The Free Dance was an idea of the team’s choreographer Nikolai Nikonov. The music is mostly “Experience” by Ludovico Einaudi. In the middle, they use an instrumental version of the rap song “Ni**as in Paris” by Jay Z. and Kanye West.

“It is not about the music, but about the idea,” Bazin pointed out. “The story is that we are really old people that lived their whole lives together. At the beginning of the program, we start to remember our youth, how we met, got married, had a child, arguments, daily-life problems, and conflicts.”

“It is remembering the whole life,” Khudaiberdieva chimed in. “In the end, it is a farewell, the music is like in the beginning, we return to reality and in the end he leaves.”

https://youtu.be/fn1BJqL8VlE

Starting out as a new team, Khudaiberdieva and Bazin have set rather modest goals for themselves.

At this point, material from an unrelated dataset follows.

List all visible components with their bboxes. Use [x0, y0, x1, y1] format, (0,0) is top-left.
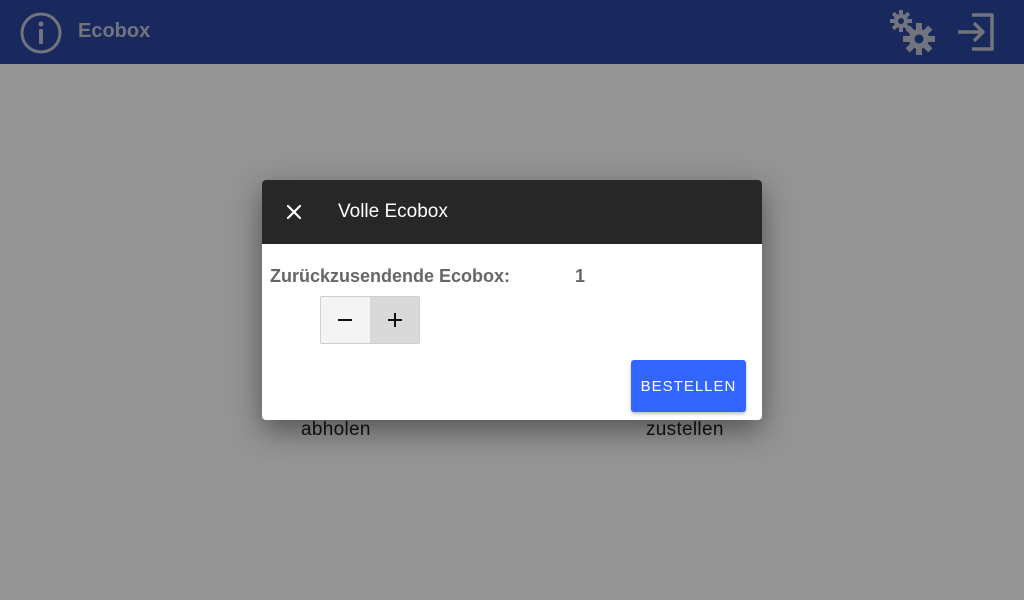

“We just need to establish ourselves as a team,” Khudaiberdieva opined. “It is not about the results; we need to gel as a team. It is a difficult situation in the world right now and this even plays into our hands a bit as the season is not a full one with international competitions. It is uncertain what will happen. For us this is a bit easier.”

“We want to show what we have done and that it wasn’t for nothing and that it looks good at a good level,” added Bazin. “The season is important, but, as Lisa correctly said, for us, the most important things are to gel as a team, to feel each other, and to please the audience.”

The skaters have set long-term plans and want to compete for four to six seasons.

“They are a new team,” coach Denis Samokhin. “Egor is an older partner, but he is healthy and strong and he has the ability. Their major goal is the next Olympic cycle, after the upcoming Olympic Games. Right now, we focus on skating together, working together. The more they can achieve even inside the country the better.”

Samokhin pointed out that the tough competition inside Russia makes it hard to predict what is going to happen and how they are going to fare.

“First of all, you need to qualify for the major events inside the country and we have many strong teams, obviously, that they need to compete with. For the next two years, the goal is to improve their skating and to be better than many other teams that come behind the two top Russian couples,” the coach summed up.

Khudaiberdieva and Bazin are currently scheduled to compete at the third event of the national Cup of Russia series this week in Sochi and have been preparing.

“We tried to add lightness (to our skating) for the Cup of Russia in Sochi,” Khudaiberdieva shared. “We’ve worked a lot on our physical strength as well as on the expression and on the characters of our programs. We’ve changed the free dance costume, so there will be a little premiere in Sochi.”